For window.open, Y means the script in new window can access the variables which the parent window assigned to dialog window object. Code sample:

page1
=====
var newWin = window.open(page2, features);
newWin.abc = {toString:function(){return 'abc'}}

page2
=====
alert(window.abc); // return 'abc'

At last, IE have a timer issue. Code sample:

page1
=====
var newWin = window.showModelessDialog(page2, args, features);
newWin.abc = {toString:function(){return 'abc'}}

page2
=====
alert(window.abc); // return 'abc' when first access, otherwise undefined

window.onload = function () {

  alert(window.abc); // return 'abc' when first access, otherwise undefined

  setTimeout(function () {
    alert(window.abc); // return 'abc'
  }, 10);

}

Apparently, this issue is related to the cache issue of the showModelessDialog. If the page is loaded from the cache, all scripts in the page1 will executed before the second line of the page2 unless it is deferred by a timer.

2007-03-07

Shame IE7 break backward compatibilty on showModelessDialog and showModalDialog

Please read Why Does IE Resize My Dialogs written by Travis, the program manager for Trident/OM. And more importantly, read the comments of this article.

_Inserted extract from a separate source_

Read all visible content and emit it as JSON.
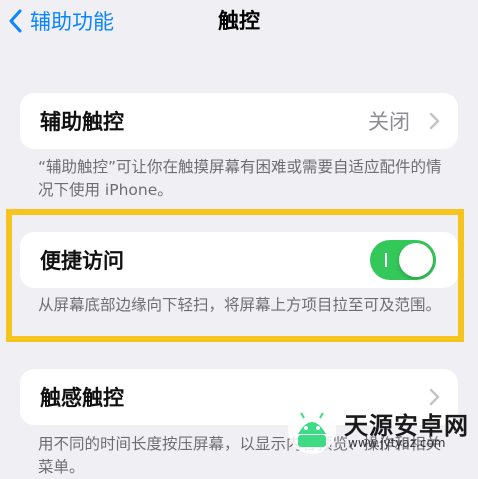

Golad is totally right, and the arguments oppose him are feeble. MS IE team shouldn't, needn't change the meanings of dialogWidth/dialogHeight. Just introduce two new property (innerWidth/innerHeight is good name which Mozilla and Opera use for such case) is fine!

Ironically, it is said:

IE7 no longer provides a method for script to retrieve the dialog’s frame dimensions ('chrome' area included). This was formerly available through window.dialogHeight/Width, which now returns the content area. Future versions of IE may provide this functionality.

Does Travis try to tell us IE8 will introduce outerHeight/outerWidth(or any other names, who care?) which just have the same meaning as dialogHeight/dialogWidth before IE7? Ridiculously!! Why not leave dialogHeight/dialogWidth away, and introduce innerHeight/innerWidth?

Someone said it's good because it fix the past mistake, but I say no! The past mistake can never be fixed, because we will still face the users who use the past system. The worst thing is, this 'fix' corrupt our patch(eg. check offsetHeight/offsetWidth to adjust the dialog size) for the original mistake!!! We have had to pay for MS mistake once. Now we have to pay for it twice!!

But now, everything is too late. They, the team in the richest software company, ignored the right opinions, and released IE7 with such mistake, and we, web developers, are compelled to write tons of version-specific hack. Damn!

It's not the first time MS break the backward compatibility. See Ridiculous 'Backward Compatibility' by M$ (written in Chinese) for a example about JavaScript.

BTW, this behavior change of dialog also introduce a new bug (tested under Vista RTM). Call showModelessDialog(url, args, 'resizable:yes;dialogWidth:320px;dialogHeight:480px') to open a simplest page which only one line:

<!DOCTYPE html>

This line means the page should render in standard mode. Then resize the dialog, u will see the scrollbar will occurs if the window size is smaller than original size. If u add some contents in the page, u will see the viewport(the 'initial containing block' in css term) of the page is never resize!!

At first, I thought it may be by design for IE7, but after I found that the behavior of quirk mode is same as IE6, I soon realized that it's not a feature but a bug which IE dev team and QA team all missed. Shame MS again! No one tested any standard mode page in a resizable dialog?

It costs me two hours to get a workaround. I'll post it later.